細かいので、残留塩素1gに対して、ハイポは1gと考えて結構です。
水道水を例にすると、残留塩素0.1mg/Lの水道水10Lには、0.1[mg/L]*10[L]=1mg(0.001g)のハイポが必要です。

ハイポの使用量を算出したので、次にハイポ液(塩素中和剤)の濃度を算出します。
実際の残留塩素濃度は0.1mg/Lよりも確実に高いので、少し強めの1mg/Lとして計算します。
残留塩素1mg/Lの水道水1Lをハイポ液1滴(約0.05ml)で中和できるようにするには、
1[mg/L]*1[L]/0.05[ml]=20[mg/ml]
の濃度に調整すればいい。
100mlのハイポ液を調整するなら、
20[mg/ml]*100[ml]=2000mg(2g)を水に溶かして、最終的に100mlにすればいい。

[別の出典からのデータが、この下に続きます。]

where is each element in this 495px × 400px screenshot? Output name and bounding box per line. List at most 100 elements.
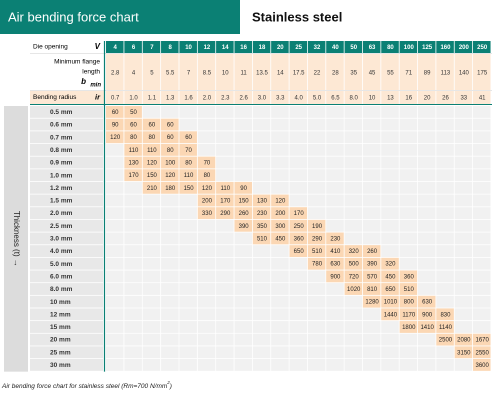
cell	[234, 219, 252, 232]
force-value: 3150	[457, 350, 471, 356]
cell	[179, 321, 197, 333]
cell	[106, 181, 124, 194]
die-opening: 200	[459, 45, 470, 51]
flange-cell	[326, 54, 344, 90]
cell	[161, 106, 179, 118]
radius: 1.6	[184, 96, 193, 102]
cell	[197, 359, 216, 371]
cell	[179, 143, 197, 156]
die-cell	[142, 41, 161, 53]
die-cell	[252, 41, 271, 53]
cell	[436, 333, 454, 346]
cell	[473, 245, 491, 257]
radius-cell	[106, 91, 124, 104]
force-value: 260	[239, 211, 250, 217]
thickness: 10 mm	[50, 299, 71, 306]
cell	[417, 156, 436, 169]
cell	[106, 359, 124, 371]
force-value: 830	[440, 312, 451, 318]
cell	[124, 245, 142, 257]
caption: Air bending force chart for stainless st…	[1, 380, 172, 390]
cell	[161, 143, 179, 156]
cell	[417, 219, 436, 232]
cell	[124, 321, 142, 333]
force-value: 1010	[384, 300, 398, 306]
thickness: 15 mm	[50, 324, 71, 331]
cell	[179, 156, 197, 169]
cell	[399, 118, 418, 131]
cell	[362, 346, 381, 359]
cell	[161, 321, 179, 333]
cell	[344, 194, 363, 207]
cell	[454, 169, 473, 182]
cell	[326, 333, 344, 346]
cell	[197, 257, 216, 270]
cell	[161, 270, 179, 283]
cell	[216, 219, 234, 232]
cell	[179, 359, 197, 371]
cell	[326, 270, 344, 283]
cell	[362, 169, 381, 182]
cell	[381, 283, 399, 295]
radius: 4.0	[295, 96, 304, 102]
force-value: 260	[367, 249, 378, 255]
cell	[124, 257, 142, 270]
cell	[436, 283, 454, 295]
cell	[399, 283, 418, 295]
cell	[124, 207, 142, 220]
cell	[271, 194, 289, 207]
cell	[326, 143, 344, 156]
flange-length: 113	[441, 71, 451, 77]
cell	[216, 207, 234, 220]
cell	[399, 346, 418, 359]
cell	[381, 270, 399, 283]
cell	[454, 359, 473, 371]
force-value: 350	[257, 224, 268, 230]
thickness: 5.0 mm	[50, 261, 73, 268]
cell	[234, 106, 252, 118]
cell	[124, 118, 142, 131]
cell	[161, 308, 179, 321]
thickness: 8.0 mm	[50, 286, 73, 293]
cell	[124, 283, 142, 295]
cell	[417, 106, 436, 118]
die-cell	[362, 41, 381, 53]
die-opening: 14	[222, 45, 229, 51]
flange-cell	[381, 54, 399, 90]
cell	[473, 219, 491, 232]
cell	[142, 194, 161, 207]
flange-cell	[142, 54, 161, 90]
cell	[362, 106, 381, 118]
flange-cell	[271, 54, 289, 90]
die-opening: 18	[259, 45, 266, 51]
force-value: 1170	[402, 312, 416, 318]
cell	[344, 295, 363, 308]
cell	[326, 232, 344, 245]
radius-cell	[381, 91, 399, 104]
cell	[216, 321, 234, 333]
cell	[197, 321, 216, 333]
cell	[142, 333, 161, 346]
symbol: b	[81, 77, 86, 86]
cell	[124, 333, 142, 346]
cell	[417, 283, 436, 295]
cell	[399, 359, 418, 371]
flange-length: 8.5	[203, 71, 212, 77]
force-value: 120	[202, 186, 213, 192]
cell	[271, 169, 289, 182]
cell	[381, 333, 399, 346]
cell	[436, 308, 454, 321]
force-value: 3600	[475, 363, 489, 369]
cell	[289, 143, 308, 156]
cell	[179, 295, 197, 308]
die-cell	[326, 41, 344, 53]
cell	[344, 156, 363, 169]
cell	[417, 118, 436, 131]
cell	[417, 207, 436, 220]
force-value: 510	[257, 236, 268, 242]
symbol: ir	[95, 92, 101, 101]
cell	[381, 143, 399, 156]
die-cell	[234, 41, 252, 53]
cell	[216, 118, 234, 131]
force-value: 900	[422, 312, 433, 318]
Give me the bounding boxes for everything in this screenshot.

他の濃度や使用量で調整する場合の計算も載せておきます。
残留塩素1mg/Lの水道水10Lを1滴で中和できるハイポ液100mlを調整するには、
1[mg/L]*10[L]/0.05[ml]*100[ml]=20000mg(20g)を水に溶かして、100mlにする。
残留塩素1mg/Lの水道水10Lをコントラコロラインのように2mlで中和できるハイポ液を、コントラコロライン500mlの空き容器で調整するには、
1[mg/L]*10[L]/2[ml]*500[ml]=2500mg(2.5g)を水に溶かして、容器いっぱい(500ml)にする。

※使用上の注意※
  • 水に溶けたハイポ分子と残留塩素分子が出会わなければいけないので、添加してからしっかりと混ぜる。
  • 適当に混ぜる人、残留塩素濃度が高い地域、チキンな人は添加量を増やすか、より濃度の濃い液を調整する。

※参考※
  • チオ硫酸ナトリウムは、過剰に入っていてもそんなに害はない。
  • チオ硫酸ナトリウム(無水)の溶解度は76.18g/100g水(25℃)なので、かなり高濃度で調整できる。
  • 残留塩素濃度がわからない人は、地元の水道局で調べるか、ハイポ液でちゃんと中和されてるか調べてから使う。
  • 残留塩素2mg/Lはかなり強い。WHOのガイドラインは5mg/L以下
  • バケツに入れて日光にさらしても、塩素はあまり抜けない。エアレすると早く抜ける。
  • 残留塩素はバクテリアやら、有機物やら、ほぼ無差別に反応する。
  • つまり、綺麗な水槽程影響が大きく、逆に水が出来ている水槽、汚い水槽、過密気味の水槽程、影響は小さい。


長文疲れた…
全文読んでくれて、おかしな所を発見した人は訓えて下さい。


追記
HDD内に面白い物を発見しました。
発掘!
[ 2009/03/07 08:04 ] 器具・DIY | TB(0) | CM(2)
塩素中和液の作成方法を探していてたどり着きました。

それにしても、お詳しいのですね!
あまりの細かさに内容は理解できていませんが…参考にさせていただきました!!

ありがとう御座います。m(_ _)m
[ 2009/11/08 18:29 ] aquafun09さん@管理人 (URL) [ 編集 ]
>aquafun09さん
あくまで計算上の参考濃度です。
塩素テスター(指示薬とか、タブレットとか、測定機)を使ってハイポ液の濃度を変えれば、無駄なく過剰に使う事もないベストな物ができますよ。